Amidst a tense build-up shot and an intense music keying into a major reveal, it is only when you end up looking at a ridiculously profane sketch that has absolutely nothing to do with whatever everybody is looking for, you’d bet this isn’t like any other film.
From stylized dream sequences to a thousand White Russians (meant the cocktail) being drunk throughout, these scenes ideally should not work as it does. A simple retelling of the story on paper comes off as trying-too-hard. It still works amazingly well and manages to score a laugh or two every now and then. It all comes together magically, thanks to The Dude and the people around him.
An umpteen number of bowling sequences—stacked up from start to end—stand for the metaphorical depiction of American hypocrisy, claim a few who’ve gone the extra mile to dig deeper and beyond the surface. But, what these scenes at the bowling alley do manage to accomplish on the surface, and right on your face, is a seamless setting up of the major characters. Having been used to the idiosyncrasies of every character over time, you can almost get yourself to believe that they are indeed stupid enough to actually go through all this trouble for nothing.
An ever-so-wrong Walter Sobchak (Am I wrong? He asks the entire film ever so confidently, you just couldn’t say if he is) throws a fit in the wrongest of times as he’s there in the middle of the road in the dead of night, pounding down on a brand new four-wheeler in one of the movie’s funniest scenes.

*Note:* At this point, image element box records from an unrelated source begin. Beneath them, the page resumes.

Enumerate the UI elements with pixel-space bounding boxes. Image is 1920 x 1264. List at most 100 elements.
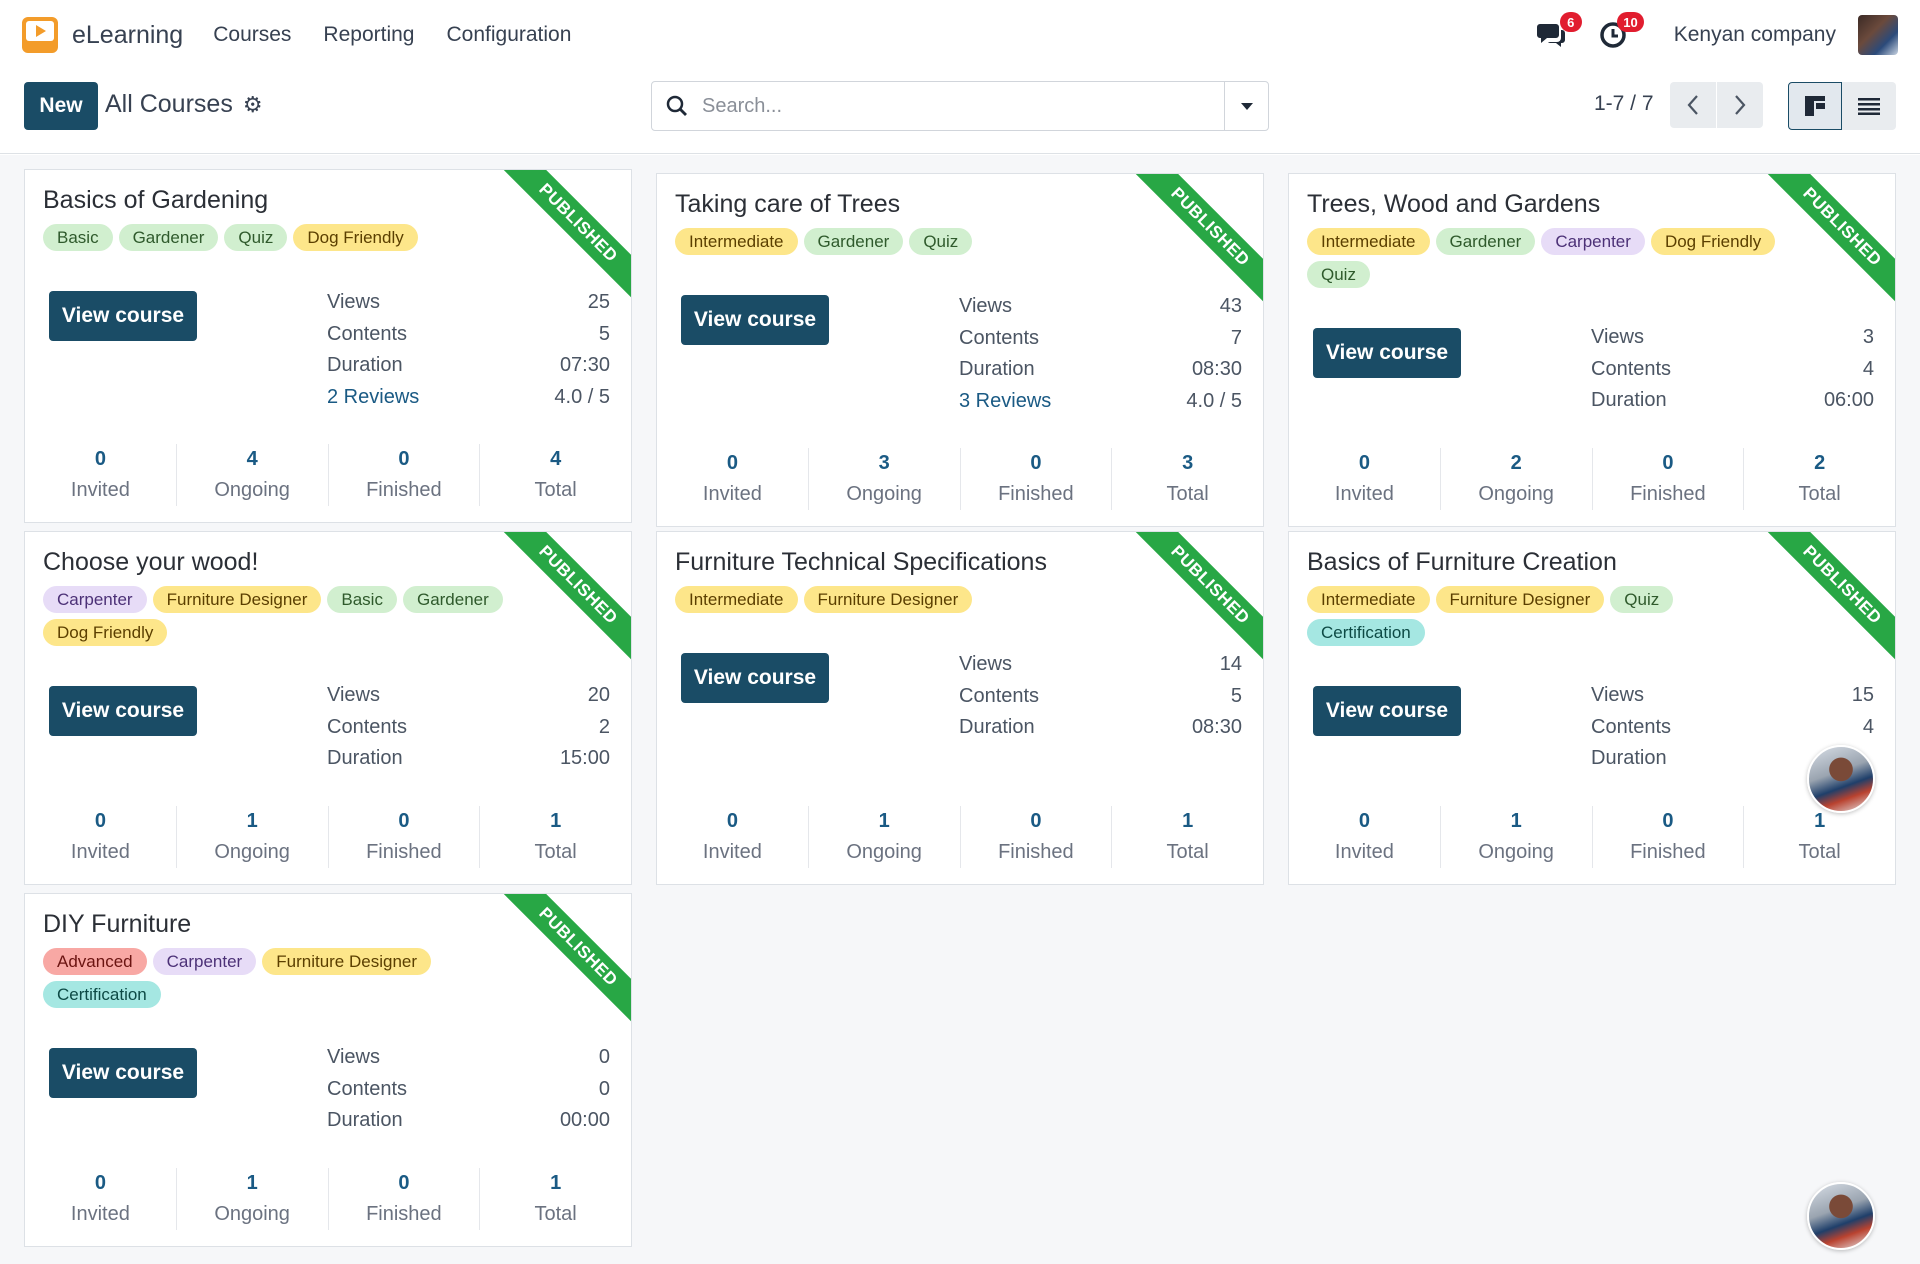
counter-ongoing[interactable]: 1 Ongoing	[807, 806, 960, 868]
counter-invited[interactable]: 0 Invited	[1289, 806, 1440, 868]
counter-ongoing[interactable]: 1 Ongoing	[1439, 806, 1592, 868]
user-avatar[interactable]	[1858, 15, 1898, 55]
stat-label[interactable]: 3 Reviews	[959, 389, 1052, 412]
counter-invited[interactable]: 0 Invited	[25, 806, 176, 868]
stat-value: 06:00	[1823, 389, 1874, 411]
course-card[interactable]: PUBLISHED Basics of Gardening Basic Gardene…	[24, 169, 632, 523]
course-title[interactable]: Furniture Technical Specifications	[675, 548, 1047, 576]
stat-row-duration: Duration 06:00	[1591, 385, 1874, 417]
search-input[interactable]	[702, 94, 1224, 118]
counter-finished[interactable]: 0 Finished	[1591, 448, 1744, 510]
attendee-counters: 0 Invited 1 Ongoing 0 Finished 1 Total	[25, 806, 631, 868]
counter-ongoing[interactable]: 2 Ongoing	[1439, 448, 1592, 510]
counter-invited[interactable]: 0 Invited	[657, 448, 808, 510]
search-options-toggle[interactable]	[1224, 82, 1268, 130]
course-card[interactable]: PUBLISHED Basics of Furniture Creation Int…	[1288, 531, 1896, 885]
course-title[interactable]: Trees, Wood and Gardens	[1307, 190, 1601, 218]
counter-finished[interactable]: 0 Finished	[327, 806, 480, 868]
stat-value: 43	[1219, 295, 1242, 317]
view-course-button[interactable]: View course	[681, 295, 829, 345]
kanban-view-button[interactable]	[1788, 82, 1842, 130]
counter-label: Finished	[366, 479, 442, 501]
list-view-button[interactable]	[1842, 82, 1896, 130]
stat-value: 08:30	[1191, 358, 1242, 380]
counter-number: 0	[1030, 810, 1042, 832]
tag-certification: Certification	[43, 981, 161, 1008]
stat-label: Contents	[327, 1077, 408, 1100]
menu-configuration[interactable]: Configuration	[446, 23, 572, 46]
attendee-counters: 0 Invited 1 Ongoing 0 Finished 1 Total	[1289, 806, 1895, 868]
course-title[interactable]: Taking care of Trees	[675, 190, 901, 218]
course-card[interactable]: PUBLISHED DIY Furniture Advanced Carpenter F…	[24, 893, 632, 1247]
counter-total[interactable]: 4 Total	[479, 444, 631, 506]
course-card[interactable]: PUBLISHED Taking care of Trees Intermediat…	[656, 173, 1264, 527]
course-card[interactable]: PUBLISHED Trees, Wood and Gardens Intermed…	[1288, 173, 1896, 527]
menu-courses[interactable]: Courses	[213, 23, 292, 46]
counter-invited[interactable]: 0 Invited	[1289, 448, 1440, 510]
counter-total[interactable]: 1 Total	[479, 1168, 631, 1230]
counter-finished[interactable]: 0 Finished	[959, 806, 1112, 868]
pager-value[interactable]: 1-7 / 7	[1594, 92, 1654, 115]
attendee-counters: 0 Invited 1 Ongoing 0 Finished 1 Total	[25, 1168, 631, 1230]
view-course-button[interactable]: View course	[681, 653, 829, 703]
course-title[interactable]: Basics of Gardening	[43, 186, 269, 214]
counter-finished[interactable]: 0 Finished	[327, 1168, 480, 1230]
counter-finished[interactable]: 0 Finished	[959, 448, 1112, 510]
course-stats: Views 20 Contents 2 Duration 15:00	[327, 680, 610, 775]
counter-label: Ongoing	[214, 1203, 290, 1225]
new-button[interactable]: New	[24, 82, 98, 130]
attendee-counters: 0 Invited 3 Ongoing 0 Finished 3 Total	[657, 448, 1263, 510]
course-card[interactable]: PUBLISHED Furniture Technical Specificati…	[656, 531, 1264, 885]
elearning-app-icon[interactable]	[22, 17, 58, 53]
counter-label: Total	[534, 841, 577, 863]
counter-label: Finished	[366, 1203, 442, 1225]
view-course-button[interactable]: View course	[1313, 686, 1461, 736]
counter-ongoing[interactable]: 3 Ongoing	[807, 448, 960, 510]
counter-ongoing[interactable]: 1 Ongoing	[175, 806, 328, 868]
counter-number: 0	[94, 448, 106, 470]
counter-total[interactable]: 3 Total	[1111, 448, 1263, 510]
pager-previous-button[interactable]	[1670, 82, 1716, 128]
view-course-button[interactable]: View course	[49, 1048, 197, 1098]
counter-finished[interactable]: 0 Finished	[1591, 806, 1744, 868]
stat-row-views: Views 14	[959, 649, 1242, 681]
counter-total[interactable]: 2 Total	[1743, 448, 1895, 510]
counter-number: 2	[1510, 452, 1522, 474]
counter-number: 3	[878, 452, 890, 474]
counter-label: Ongoing	[1478, 483, 1554, 505]
course-title[interactable]: Basics of Furniture Creation	[1307, 548, 1617, 576]
counter-total[interactable]: 1 Total	[1111, 806, 1263, 868]
stat-row-contents: Contents 5	[327, 319, 610, 351]
counter-label: Finished	[366, 841, 442, 863]
counter-finished[interactable]: 0 Finished	[327, 444, 480, 506]
course-title[interactable]: Choose your wood!	[43, 548, 259, 576]
counter-total[interactable]: 1 Total	[1743, 806, 1895, 868]
counter-ongoing[interactable]: 4 Ongoing	[175, 444, 328, 506]
counter-total[interactable]: 1 Total	[479, 806, 631, 868]
counter-invited[interactable]: 0 Invited	[657, 806, 808, 868]
counter-ongoing[interactable]: 1 Ongoing	[175, 1168, 328, 1230]
course-responsible-avatar[interactable]	[1807, 1182, 1875, 1250]
course-title[interactable]: DIY Furniture	[43, 910, 192, 938]
view-course-button[interactable]: View course	[1313, 328, 1461, 378]
stat-label[interactable]: 2 Reviews	[327, 385, 420, 408]
counter-invited[interactable]: 0 Invited	[25, 1168, 176, 1230]
stat-label: Views	[1591, 326, 1644, 348]
messages-button[interactable]: 6	[1534, 12, 1582, 52]
view-course-button[interactable]: View course	[49, 291, 197, 341]
caret-down-icon	[1240, 103, 1253, 110]
company-switcher[interactable]: Kenyan company	[1673, 23, 1836, 46]
activities-button[interactable]: 10	[1596, 12, 1644, 52]
counter-invited[interactable]: 0 Invited	[25, 444, 176, 506]
course-responsible-avatar[interactable]	[1807, 745, 1875, 813]
pager-next-button[interactable]	[1717, 82, 1763, 128]
stat-label: Duration	[327, 1109, 403, 1131]
view-course-button[interactable]: View course	[49, 686, 197, 736]
counter-label: Total	[1798, 483, 1841, 505]
stat-row-views: Views 25	[327, 287, 610, 319]
course-card[interactable]: PUBLISHED Choose your wood! Carpenter Furni…	[24, 531, 632, 885]
counter-label: Total	[534, 479, 577, 501]
gear-icon[interactable]: ⚙	[242, 91, 263, 117]
menu-reporting[interactable]: Reporting	[323, 23, 415, 46]
app-brand[interactable]: eLearning	[72, 20, 184, 49]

The audience goes through the same emotions The Dude does as anybody could easily tell this power move isn’t gonna end well for anyone. But one can’t complain, having known how mercurial the guy is. That, right there, is the level of indulgence The Big Lebowski has to offer. The more and more The Dude drives himself and his friends into the lives of the strangers he suspects, the more and more he finds himself to be wrapped around a load of nonsense in the name of an overarching mystery.
The Big Lebowski takes the independence of the medium into hands by constantly taking the audience for a bunch of no-good detectives. We’ve waited and waited for reveals to blow us away. We see this, We see that, is this what it is gonna be? No? Here, the mystery doesn’t take the driving seat. The eccentric ensemble do. And it’s one hell of a ride they take us through, I tell you.
The masterful performance from the main cast that tries to get to the bottom of it all alongside the viewers is just enough for us to feel gratified when they go as bananas as we do, perhaps even more, when the credits roll.
The Big Lebowski is, by far, the proud owner of the most quotable dialogues ever spoken. If the film still leaves you behind with an aching that there was no big twist, maybe next time, try considering that very fact, by itself, to be the twist that you were looking for all long.
“It’s good knowin’ he’s out there. The Dude. Takin’ ‘er easy for all us sinners.”